Seagulls & other birds spread
diseases such as Escherichia Coli, Lysteria and Salmonella, they damage buildings and vehicles with their corrosive droppings which may carry pathogenic micro organisms, in general
bird nests and nest sites are infested with fleas and other insects.
Herring Gulls (Seagulls)
Pairing for life, gulls are productive breeders with two birds raising up to 30 chicks over a ten year period. Mating generally begins with the birds identifying nesting sites in February each year, with the actual breeding season running from March to the end of July with a typical clutch of three eggs laid in April/early May. Traditional attempts to control urban gull populations have either been undesirable, unsuccessful or both. Gulls easily become accustomed to frightening devices such as electronic bird ‘scarers’ which play distress calls of predators, and they often ignore undersize spikes designed to prevent other species of birds from landing. Research shows that urban gulls will accept plastic imitation eggs in place of their own in the nest, gulls tend to incubate them for twice the normal incubation time (56-60 days) and when the eggs are finally rejected, the nests are abandoned without replacement eggs or nests occurring. Whilst incubating the imitation eggs, the gulls are quiet and less aggressive, reducing annoyance and attacks.
You, Herring Gulls & the Law
Herring Gulls are protected under the Conservation of Wildlife (Jersey) Law 2000. This makes it illegal to intentionally injure or kill any gull or to take, damage or destroy an active nest or its contents. The law does recognise that in some circumstances control may be necessary and action can be taken to ensure public health and safety. This is done by licensed individuals who adhere to strict codes of conduct. CBM Services is a licensed pest control company operating in Jersey whose services include the substitution of eggs along with the removal of roof-top gull nests and eggs during the breeding season.
Crows are believed to be the most intelligent of all birds. When trying to open nuts, it will purposely place them in the roadway so cars will crack them open. Crows are identified by their black feathers, black eyes and the caw-caw sound they make. Adult crows have a light violet gloss on their body and a greenish blue gloss on their wings. Crows thrive mainly on corn, thus the reason scarecrows are put up in corn fields as well as other food crops and gardens. They damage corn crops by tearing open the cobs and exposing them to the weather. These birds can be seen sometimes following a plough so that they can feast on exposed earthworms. Crows are most notorious for the methods they use for feeding on farm animals as well as wild life. They frequently peck out sheep and lambs eyes and tongues rendering them unsalable as well as in great pain. If the animals are not found quickly, the crows will descend and feast on the whole animal whilst still alive. Control is best using Larsen Traps & conventional methods.

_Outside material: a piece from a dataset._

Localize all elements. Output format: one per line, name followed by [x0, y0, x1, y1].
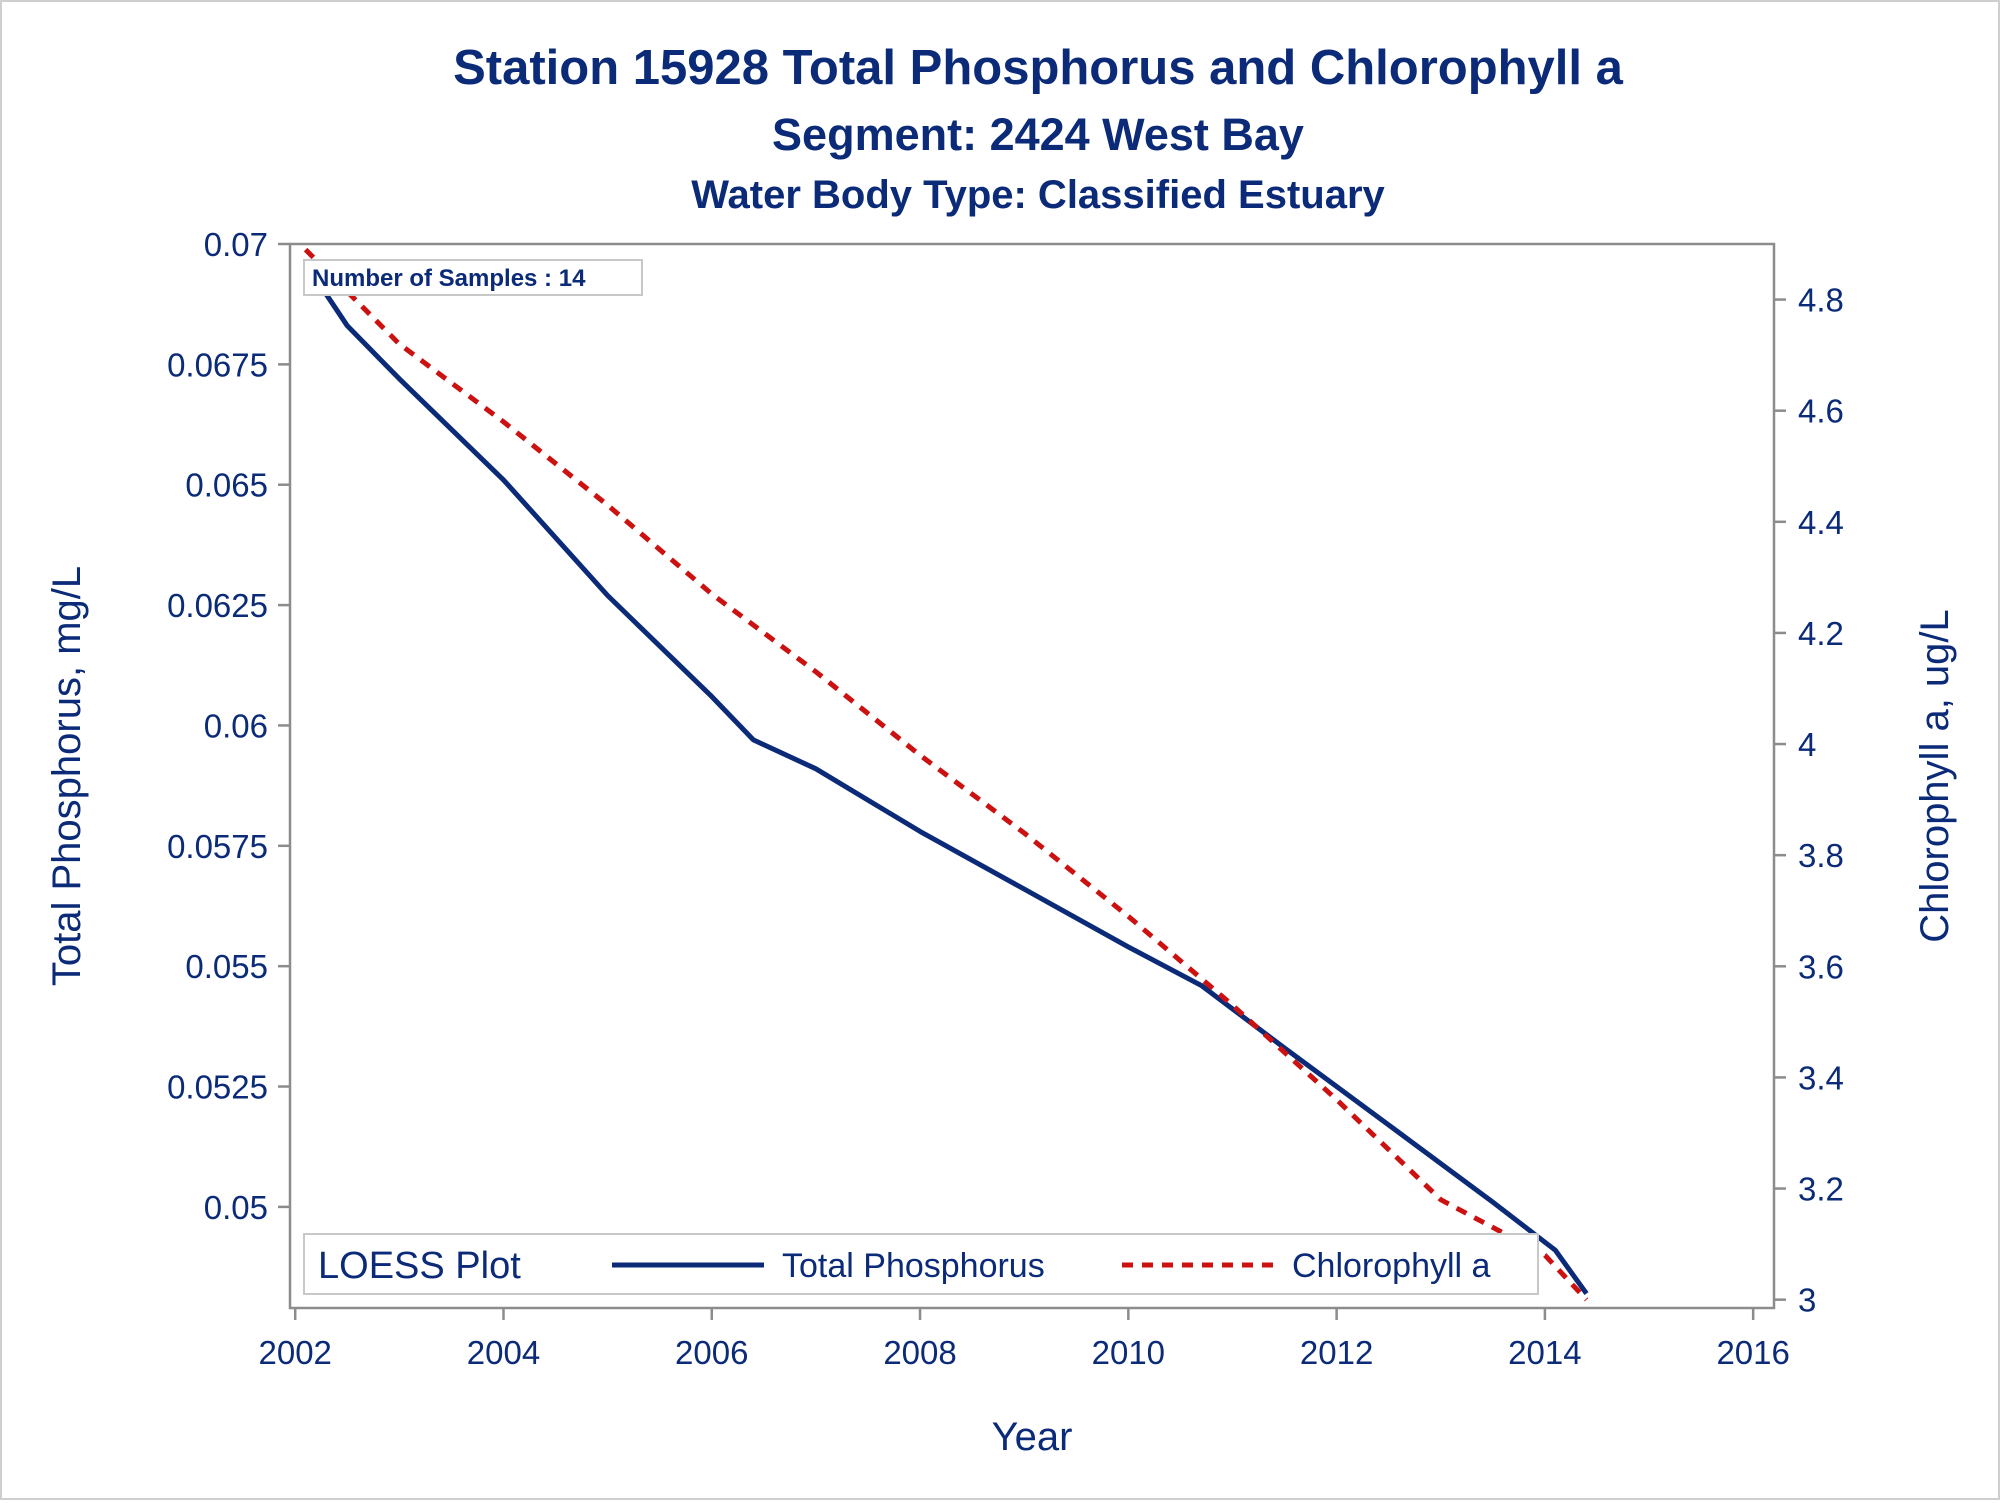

Magpies are black-and-white bird with a very long tail. It is a member of the crow family. When the wings are folded, the magpie has a white breast and a white patch in each side. Magpies live on insects, grubs, berries and carrion, with occasional frogs and snails. They have also been known to kill small pets such as baby guinea pigs. Magpies supplement their diet in the breeding season by raiding nests of smaller birds and eating the eggs and baby chicks. Their numbers have increased by 112% over the last 30 years and they are now the 13th most commonly seen bird in British gardens. Whilst most bird protection organisations struggle to explain why songbirds are declining so rapidly in Britain, many enlightened observers believe magpies and carrion crows are a significant part of the problem. Control is best in the spring using Larsen Traps & conventional methods.
Pigeons can be very damaging to buildings and their occupants. Their fouling is very corrosive and unsightly. It harbours and sustains infestations of flying and biting insects and mites and poses a serious health risk, in particular respiratory and intestinal infections caused by bacteria and fungal spore’s Roosting bird are normally removed in one visit using conventional methods.
While the Common Pheasant is not indigenous to the island of Jersey it is protected under the Conservation of Wildlife (Jersey) Law 2000, a license is required to control their numbers; they were introduced into Britain from western Asia by the Romans & Normans but became extinct in the beginning of the 17th century. It was introduced again & rediscovered as a game bird in the 1830s & crossed the channel to Jersey in the early 21st century with the help of prospective game shooters. Ring-neck pheasants can be found on farmland feeding on a wide variety vegetable & animal foods some examples would be; fruits, seeds, potatoes, lizards, snakes & from time to time birds. Control is by conventional methods.